30 Abril 2025
”Um papa firme na fé. Com autoridade, firme, respeitoso. Forte na doutrina, independente das pressões. Determinado em se opor aos lobbies ideológicos e de poder, incluindo o lobby gay”.
Isso é o que espera o cardeal alemão Gerhard Ludwig Müller, de 77 anos. Teólogo, aluno de Bento XVI e seu sucessor à frente da Congregação [atual Dicastério] para a Doutrina da Fé, ele recebeu a nomeação a cardeal de Francisco, que depois, em 2017, não renovou seu mandato como prefeito. Poucos dias antes de entrar na Capela Sistina, afirma que “a força da Igreja está na verdade, não nos compromissos”.
A entrevista é de Domenico Agasso, publicada por La Stampa, 28-04-2025. A tradução é de Luisa Rabolini.
Eminência, como deve ser buscado o novo pontífice?
Devemos partir da definição que o próprio Jesus deu ao nomear Simão de Cafarnaum: 'Tu és Pedro e sobre esta pedra edificarei a minha Igreja', e lhe confiou a tarefa de confortar os irmãos na fé e pastorear as ovelhas. O papa é o pastor universal da Igreja. Essa é a base para identificar a pessoa certa.

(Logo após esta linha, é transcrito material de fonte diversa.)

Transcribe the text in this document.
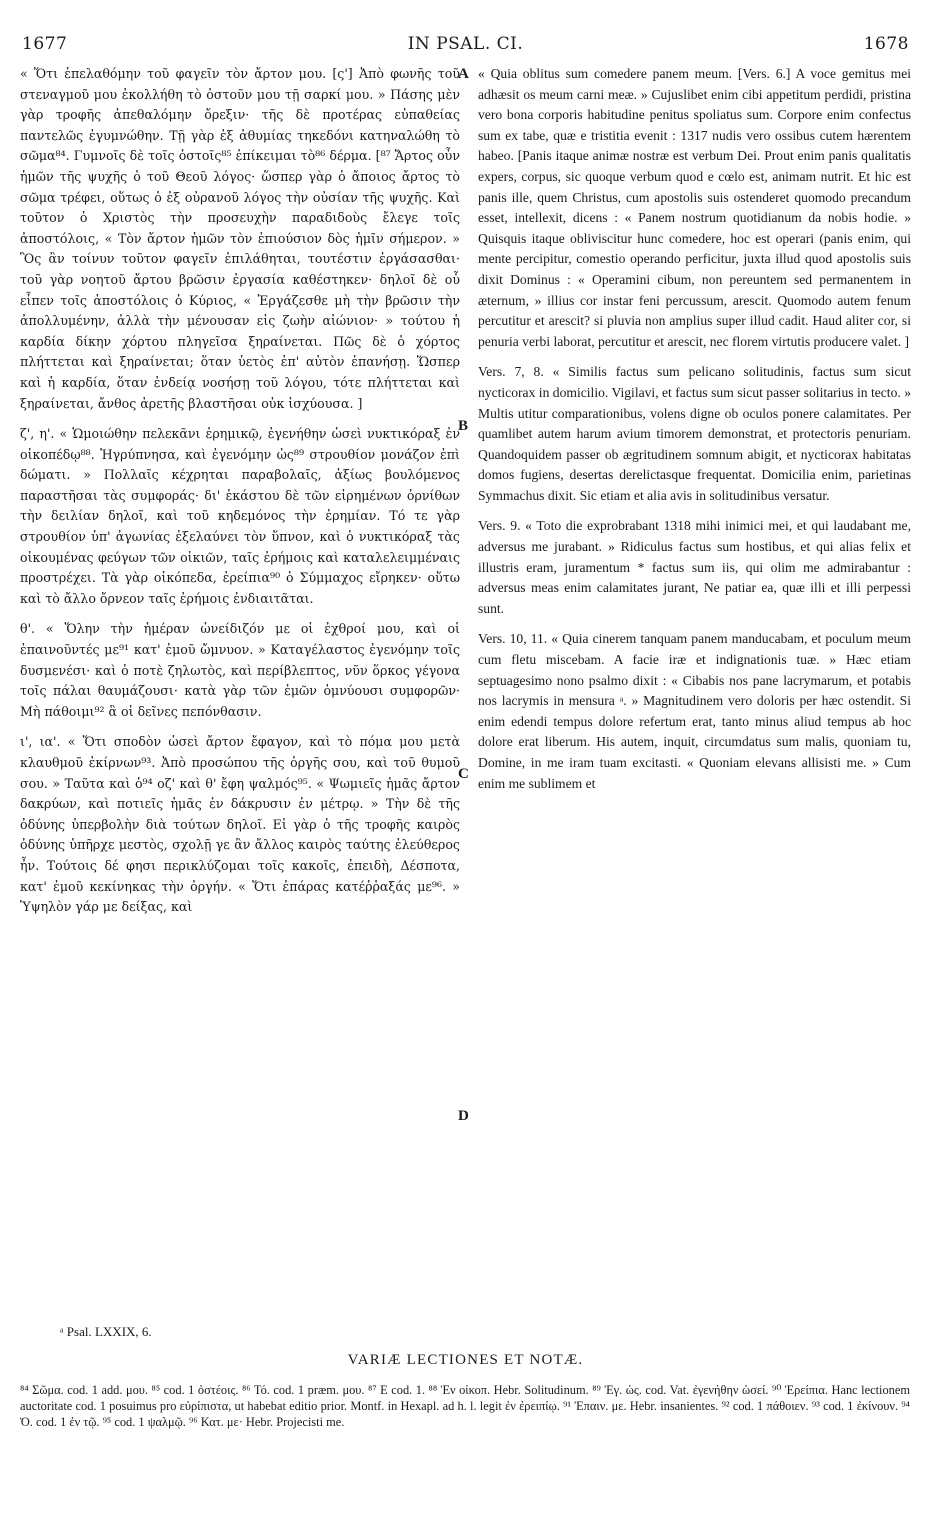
1677	IN PSAL. CI.	1678

« Ὅτι ἐπελαθόμην τοῦ φαγεῖν τὸν ἄρτον μου. [ς'] Ἀπὸ φωνῆς τοῦ στεναγμοῦ μου ἐκολλήθη τὸ ὀστοῦν μου τῇ σαρκί μου. » Πάσης μὲν γὰρ τροφῆς ἀπεθαλόμην ὄρεξιν· τῆς δὲ προτέρας εὐπαθείας παντελῶς ἐγυμνώθην. Τῇ γὰρ ἐξ ἀθυμίας τηκεδόνι κατηναλώθη τὸ σῶμα⁸⁴. Γυμνοῖς δὲ τοῖς ὀστοῖς⁸⁵ ἐπίκειμαι τὸ⁸⁶ δέρμα. [⁸⁷ Ἄρτος οὖν ἡμῶν τῆς ψυχῆς ὁ τοῦ Θεοῦ λόγος· ὥσπερ γὰρ ὁ ἄποιος ἄρτος τὸ σῶμα τρέφει, οὕτως ὁ ἐξ οὐρανοῦ λόγος τὴν οὐσίαν τῆς ψυχῆς. Καὶ τοῦτον ὁ Χριστὸς τὴν προσευχὴν παραδιδοὺς ἔλεγε τοῖς ἀποστόλοις, « Τὸν ἄρτον ἡμῶν τὸν ἐπιούσιον δὸς ἡμῖν σήμερον. » Ὃς ἂν τοίνυν τοῦτον φαγεῖν ἐπιλάθηται, τουτέστιν ἐργάσασθαι· τοῦ γὰρ νοητοῦ ἄρτου βρῶσιν ἐργασία καθέστηκεν· δηλοῖ δὲ οὗ εἶπεν τοῖς ἀποστόλοις ὁ Κύριος, « Ἐργάζεσθε μὴ τὴν βρῶσιν τὴν ἀπολλυμένην, ἀλλὰ τὴν μένουσαν εἰς ζωὴν αἰώνιον· » τούτου ἡ καρδία δίκην χόρτου πληγεῖσα ξηραίνεται. Πῶς δὲ ὁ χόρτος πλήττεται καὶ ξηραίνεται; ὅταν ὑετὸς ἐπ' αὐτὸν ἐπανήσῃ. Ὥσπερ καὶ ἡ καρδία, ὅταν ἐνδείᾳ νοσήσῃ τοῦ λόγου, τότε πλήττεται καὶ ξηραίνεται, ἄνθος ἀρετῆς βλαστῆσαι οὐκ ἰσχύουσα. ]

ζ', η'. « Ὡμοιώθην πελεκᾶνι ἐρημικῷ, ἐγενήθην ὡσεὶ νυκτικόραξ ἐν οἰκοπέδῳ⁸⁸. Ἠγρύπνησα, καὶ ἐγενόμην ὡς⁸⁹ στρουθίον μονάζον ἐπὶ δώματι. » Πολλαῖς κέχρηται παραβολαῖς, ἀξίως βουλόμενος παραστῆσαι τὰς συμφοράς· δι' ἑκάστου δὲ τῶν εἰρημένων ὀρνίθων τὴν δειλίαν δηλοῖ, καὶ τοῦ κηδεμόνος τὴν ἐρημίαν. Τό τε γὰρ στρουθίον ὑπ' ἀγωνίας ἐξελαύνει τὸν ὕπνον, καὶ ὁ νυκτικόραξ τὰς οἰκουμένας φεύγων τῶν οἰκιῶν, ταῖς ἐρήμοις καὶ καταλελειμμέναις προστρέχει. Τὰ γὰρ οἰκόπεδα, ἐρείπια⁹⁰ ὁ Σύμμαχος εἴρηκεν· οὕτω καὶ τὸ ἄλλο ὄρνεον ταῖς ἐρήμοις ἐνδιαιτᾶται.

θ'. « Ὅλην τὴν ἡμέραν ὠνείδιζόν με οἱ ἐχθροί μου, καὶ οἱ ἐπαινοῦντές με⁹¹ κατ' ἐμοῦ ὤμνυον. » Καταγέλαστος ἐγενόμην τοῖς δυσμενέσι· καὶ ὁ ποτὲ ζηλωτὸς, καὶ περίβλεπτος, νῦν ὅρκος γέγονα τοῖς πάλαι θαυμάζουσι· κατὰ γὰρ τῶν ἐμῶν ὀμνύουσι συμφορῶν· Μὴ πάθοιμι⁹² ἃ οἱ δεῖνες πεπόνθασιν.

ι', ια'. « Ὅτι σποδὸν ὡσεὶ ἄρτον ἔφαγον, καὶ τὸ πόμα μου μετὰ κλαυθμοῦ ἐκίρνων⁹³. Ἀπὸ προσώπου τῆς ὀργῆς σου, καὶ τοῦ θυμοῦ σου. » Ταῦτα καὶ ὁ⁹⁴ οζ' καὶ θ' ἔφη ψαλμός⁹⁵. « Ψωμιεῖς ἡμᾶς ἄρτον δακρύων, καὶ ποτιεῖς ἡμᾶς ἐν δάκρυσιν ἐν μέτρῳ. » Τὴν δὲ τῆς ὀδύνης ὑπερβολὴν διὰ τούτων δηλοῖ. Εἰ γὰρ ὁ τῆς τροφῆς καιρὸς ὀδύνης ὑπῆρχε μεστὸς, σχολῇ γε ἂν ἄλλος καιρὸς ταύτης ἐλεύθερος ἦν. Τούτοις δέ φησι περικλύζομαι τοῖς κακοῖς, ἐπειδὴ, Δέσποτα, κατ' ἐμοῦ κεκίνηκας τὴν ὀργήν. « Ὅτι ἐπάρας κατέῤῥαξάς με⁹⁶. » Ὑψηλὸν γάρ με δείξας, καὶ

A
B
C
D

« Quia oblitus sum comedere panem meum. [Vers. 6.] A voce gemitus mei adhæsit os meum carni meæ. » Cujuslibet enim cibi appetitum perdidi, pristina vero bona corporis habitudine penitus spoliatus sum. Corpore enim confectus sum ex tabe, quæ e tristitia evenit : 1317 nudis vero ossibus cutem hærentem habeo. [Panis itaque animæ nostræ est verbum Dei. Prout enim panis qualitatis expers, corpus, sic quoque verbum quod e cœlo est, animam nutrit. Et hic est panis ille, quem Christus, cum apostolis suis ostenderet quomodo precandum esset, intellexit, dicens : « Panem nostrum quotidianum da nobis hodie. » Quisquis itaque obliviscitur hunc comedere, hoc est operari (panis enim, qui mente percipitur, comestio operando perficitur, juxta illud quod apostolis suis dixit Dominus : « Operamini cibum, non pereuntem sed permanentem in æternum, » illius cor instar feni percussum, arescit. Quomodo autem fenum percutitur et arescit? si pluvia non amplius super illud cadit. Haud aliter cor, si penuria verbi laborat, percutitur et arescit, nec florem virtutis producere valet. ]

Vers. 7, 8. « Similis factus sum pelicano solitudinis, factus sum sicut nycticorax in domicilio. Vigilavi, et factus sum sicut passer solitarius in tecto. » Multis utitur comparationibus, volens digne ob oculos ponere calamitates. Per quamlibet autem harum avium timorem demonstrat, et protectoris penuriam. Quandoquidem passer ob ægritudinem somnum abigit, et nycticorax habitatas domos fugiens, desertas derelictasque frequentat. Domicilia enim, parietinas Symmachus dixit. Sic etiam et alia avis in solitudinibus versatur.

Vers. 9. « Toto die exprobrabant 1318 mihi inimici mei, et qui laudabant me, adversus me jurabant. » Ridiculus factus sum hostibus, et qui alias felix et illustris eram, juramentum * factus sum iis, qui olim me admirabantur : adversus meas enim calamitates jurant, Ne patiar ea, quæ illi et illi perpessi sunt.

Vers. 10, 11. « Quia cinerem tanquam panem manducabam, et poculum meum cum fletu miscebam. A facie iræ et indignationis tuæ. » Hæc etiam septuagesimo nono psalmo dixit : « Cibabis nos pane lacrymarum, et potabis nos lacrymis in mensura ᵃ. » Magnitudinem vero doloris per hæc ostendit. Si enim edendi tempus dolore refertum erat, tanto minus aliud tempus ab hoc dolore erat liberum. His autem, inquit, circumdatus sum malis, quoniam tu, Domine, in me iram tuam excitasti. « Quoniam elevans allisisti me. » Cum enim me sublimem et

ᵃ Psal. LXXIX, 6.
VARIÆ LECTIONES ET NOTÆ.
⁸⁴ Σῶμα. cod. 1 add. μου. ⁸⁵ cod. 1 ὀστέοις. ⁸⁶ Τό. cod. 1 præm. μου. ⁸⁷ E cod. 1. ⁸⁸ Ἐν οἰκοπ. Hebr. Solitudinum. ⁸⁹ Ἐγ. ὡς. cod. Vat. ἐγενήθην ὡσεί. ⁹⁰ Ἐρείπια. Hanc lectionem auctoritate cod. 1 posuimus pro εὐρίπιστα, ut habebat editio prior. Montf. in Hexapl. ad h. l. legit ἐν ἐρειπίῳ. ⁹¹ Ἐπαιν. με. Hebr. insanientes. ⁹² cod. 1 πάθοιεν. ⁹³ cod. 1 ἐκίνουν. ⁹⁴ Ὁ. cod. 1 ἐν τῷ. ⁹⁵ cod. 1 ψαλμῷ. ⁹⁶ Κατ. με· Hebr. Projecisti me.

Qual é o perfil que espera?
O papa deve ter uma sólida formação teológica e doutrinária, ser equilibrado, nem autoritário nem fraco, firme, mas capaz de respeitar os outros. Ele não deve ser autoritário demais: ele faz parte do colégio de bispos, continua sendo um bispo, o bispo de Roma. Os bispos não são seus delegados, mas seus irmãos no apostolado. O papa deve agir de acordo com a definição dada pelo Concílio Vaticano I e reiterada e enfatizada pelo Vaticano II: não é um solitário que comanda a Igreja, ele tem a especificidade de ser o princípio da unidade entre bispos, sacerdotes e fiéis.
O senhor criticou abertamente Francisco algumas vezes, por exemplo, sobre a abertura para a bênção de casais homossexuais. Que mudanças propõe ao caminho trilhado por Bergoglio?
É sempre uma interpretação errônea afirmar que eu critiquei o Papa Francisco. Eu simplesmente respondi a algumas perguntas dos fiéis sobre esses temas. A doutrina não é propriedade do papa, dos bispos ou dos fiéis: ela deve estar em conformidade com a Palavra de Jesus, ninguém pode modificá-la.
Pode explicar?
Se Jesus diz que o casamento é entre um homem e uma mulher e é indissolúvel, nenhum papa pode mudar essa doutrina. Os lobbies homossexuais querem equiparar as uniões entre pessoas do mesmo sexo ao casamento, mas isso contradiz totalmente a doutrina da Bíblia. Pode-se discutir a pastoral concreta e individual, direcionada para as pessoas individualmente, para guiá-las à vida cristã, mas não aceitar a ideologia de gênero, que é contrária à doutrina da Igreja.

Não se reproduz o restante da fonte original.